Effect of microstructure features on the mechanical properties of spheroidized steel by crystal plasticity method.

Finite element method based on crystal plasticity becomes a powerful tool in investigating mechanical properties of ferritic steel and dual phase steel. In this work, a three-dimensional, microstructure-based representative volume element method is employed for simulating the mechanical properties of the alloy steel 42CrMo4, a typical spheroidized ferrite–cementite steel. A computer program has been developed to generate automatic models considering microstructural features such as grain size, volume fraction, distribution of particles, ferrite texture and carbide bands in ferrite–cementite steel.
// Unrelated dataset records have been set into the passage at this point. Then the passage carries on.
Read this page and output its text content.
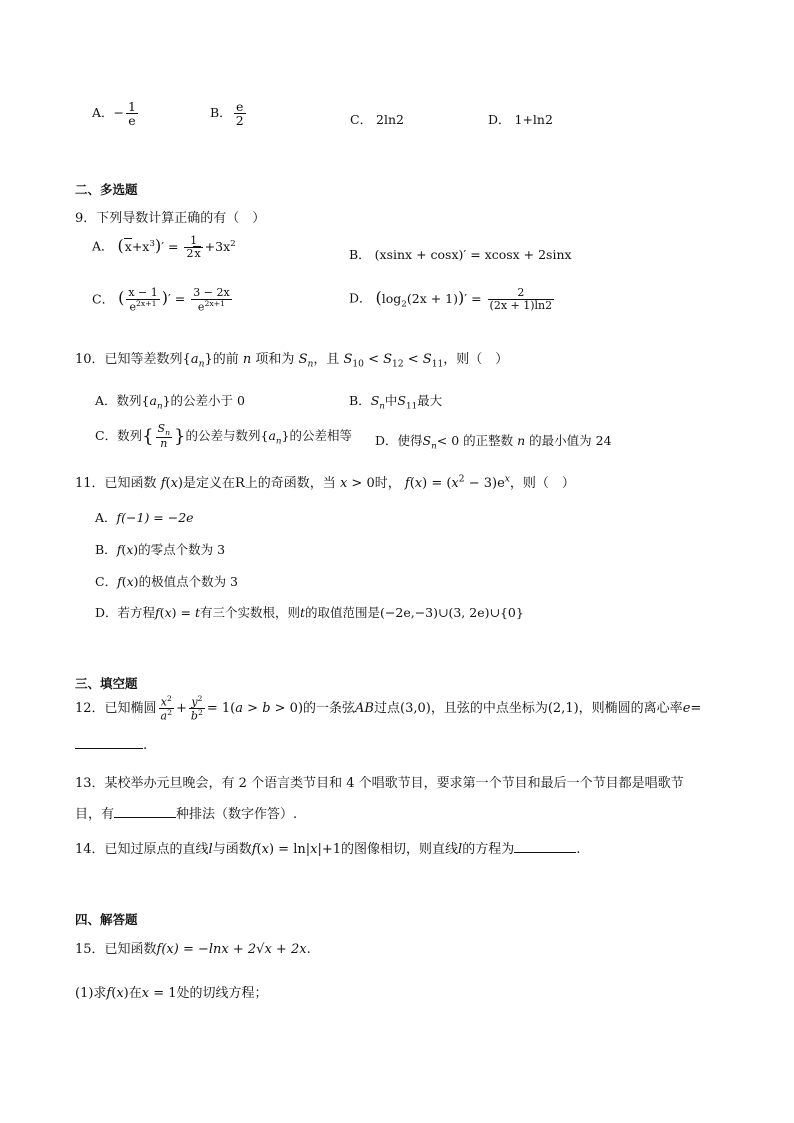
A．− $\frac{1}{e}$	B． $\frac{e}{2}$	C． 2ln2	D． 1+ln2
二、多选题
9．下列导数计算正确的有（　）
A． $(x+x^3)' = \frac{1}{2x} +3x^2$
B． (xsinx + cosx)′ = xcosx + 2sinx
C． ( $\frac{x - 1}{e^{2x+1}}$ )′ = $\frac{3 - 2x}{e^{2x+1}}$	D． $(\log_2(2x + 1))' = \frac{2}{(2x + 1)\ln 2}$
10．已知等差数列$\{a_n\}$的前 n 项和为 $S_n$，且 $S_{10} < S_{12} < S_{11}$，则（　）
A．数列$\{a_n\}$的公差小于 0	B．$S_n$中$S_{11}$最大
C．数列{ $\frac{S_n}{n}$ }的公差与数列$\{a_n\}$的公差相等 D．使得$S_n< 0$ 的正整数 n 的最小值为 24
11．已知函数 f(x)是定义在R上的奇函数，当 x > 0时， $f(x) = (x^2 - 3)e^x$，则（　）
A．f(−1) = −2e
B．f(x)的零点个数为 3
C．f(x)的极值点个数为 3
D．若方程f(x) = t有三个实数根，则t的取值范围是(−2e,−3)∪(3, 2e)∪{0}
三、填空题
12．已知椭圆 $\frac{x^2}{a^2} + \frac{y^2}{b^2} = 1(a > b > 0)$的一条弦AB过点(3,0)，且弦的中点坐标为(2,1)，则椭圆的离心率e=
.
13．某校举办元旦晚会，有 2 个语言类节目和 4 个唱歌节目，要求第一个节目和最后一个节目都是唱歌节
目，有	种排法（数字作答）.
14．已知过原点的直线l与函数f(x) = ln|x|+1的图像相切，则直线l的方程为	.
四、解答题
15．已知函数f(x) = −lnx + 2√x + 2x.
(1)求f(x)在x = 1处的切线方程；
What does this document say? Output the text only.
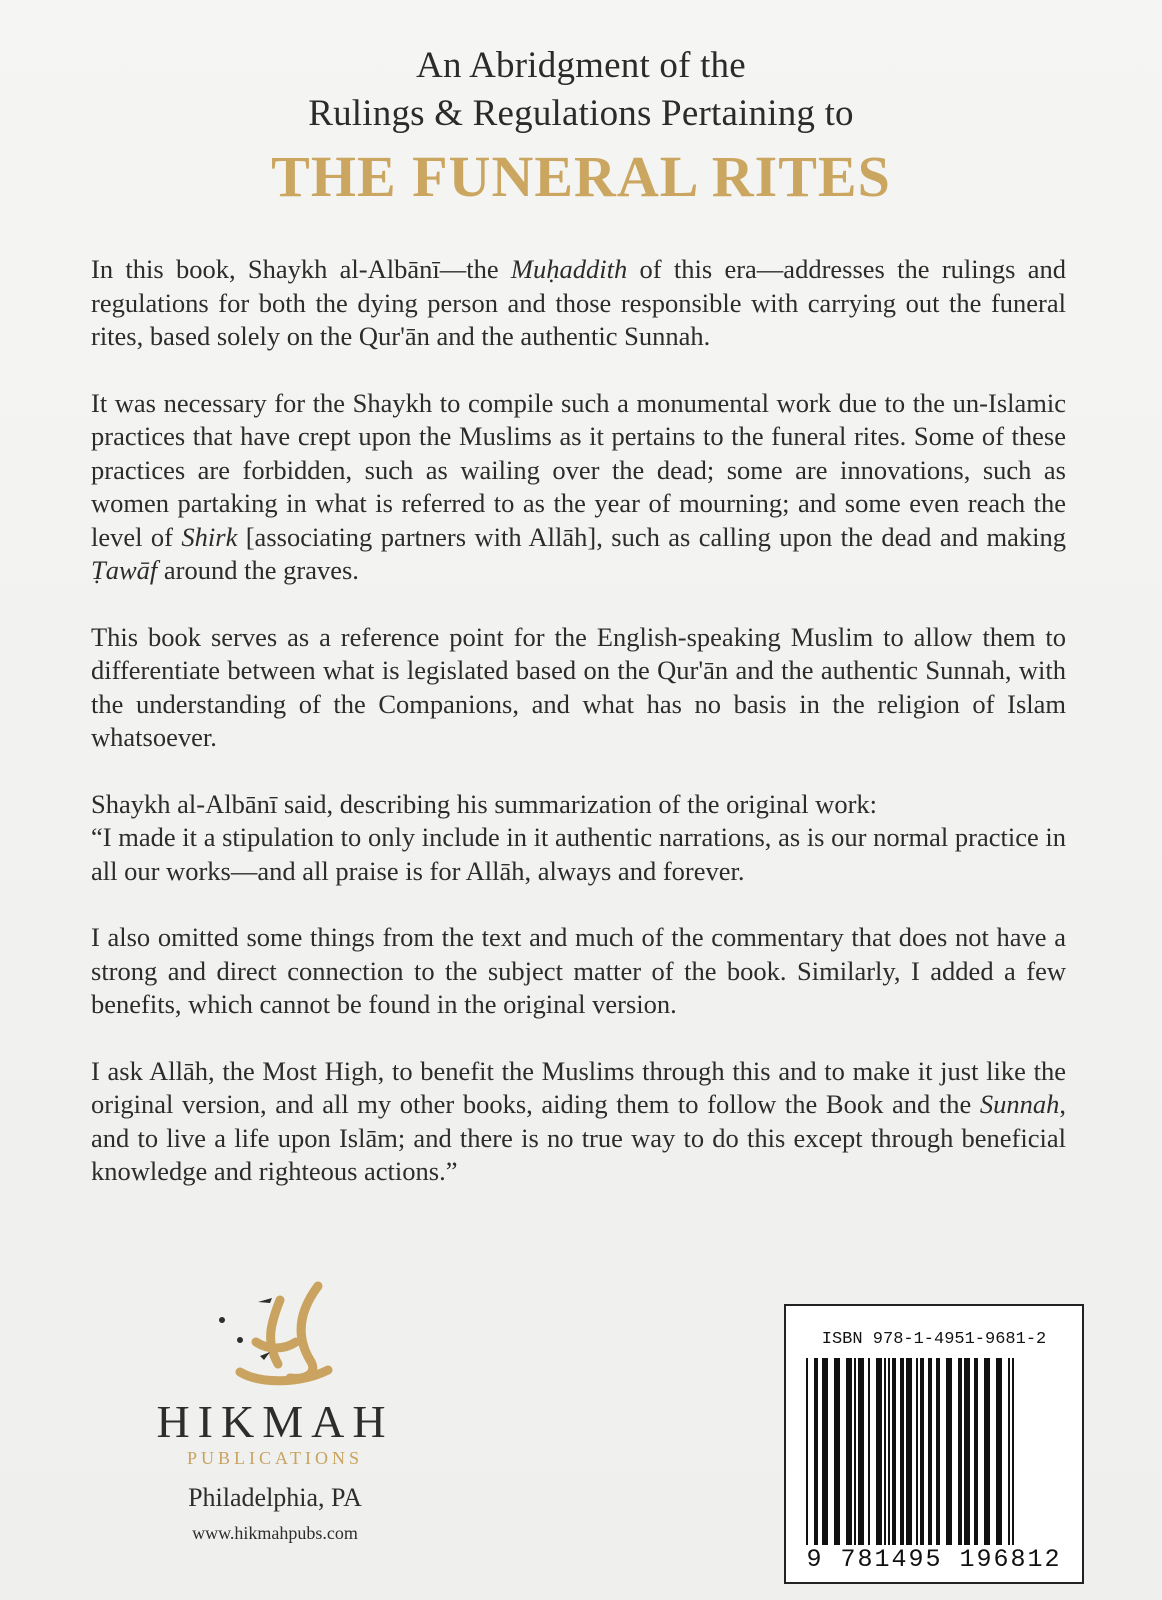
An Abridgment of the
Rulings & Regulations Pertaining to
THE FUNERAL RITES

In this book, Shaykh al-Albānī—the Muḥaddith of this era—addresses the rulings and regulations for both the dying person and those responsible with carrying out the funeral rites, based solely on the Qur'ān and the authentic Sunnah.

It was necessary for the Shaykh to compile such a monumental work due to the un-Islamic practices that have crept upon the Muslims as it pertains to the funeral rites. Some of these practices are forbidden, such as wailing over the dead; some are innovations, such as women partaking in what is referred to as the year of mourning; and some even reach the level of Shirk [associating partners with Allāh], such as calling upon the dead and making Ṭawāf around the graves.

This book serves as a reference point for the English-speaking Muslim to allow them to differentiate between what is legislated based on the Qur'ān and the authentic Sunnah, with the understanding of the Companions, and what has no basis in the religion of Islam whatsoever.

Shaykh al-Albānī said, describing his summarization of the original work:
“I made it a stipulation to only include in it authentic narrations, as is our normal practice in all our works—and all praise is for Allāh, always and forever.

I also omitted some things from the text and much of the commentary that does not have a strong and direct connection to the subject matter of the book. Similarly, I added a few benefits, which cannot be found in the original version.

I ask Allāh, the Most High, to benefit the Muslims through this and to make it just like the original version, and all my other books, aiding them to follow the Book and the Sunnah, and to live a life upon Islām; and there is no true way to do this except through beneficial knowledge and righteous actions.”

HIKMAH
PUBLICATIONS
Philadelphia, PA
www.hikmahpubs.com
ISBN 978-1-4951-9681-2
9 781495 196812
The spheroidized cementite is generally without plastic deformation under the normal tensile test even at the fracture moment. Crystal plasticity constitutive law is employed to model the ferrite grains employing Huang’s code in Abaqus software. Material hardening parameters are determined and calibrated by comparing simulated tensile tests with experimental stress-strain curves. To study the influence of microstructure features and the capability of this method to predict the material mechanical behavior, several 3D samples including different microstructural features are modeled. The results show that when the proportion of cementite in the steel increases, the strength of the steel increases accordingly. Although in this study a random texture is assigned to crystalline aggregates, the code is capable of working with any texture data. Also, effects of ferrite grain size and carbide band which leads to the microstructure inhomogeneity and stress concentration are studied.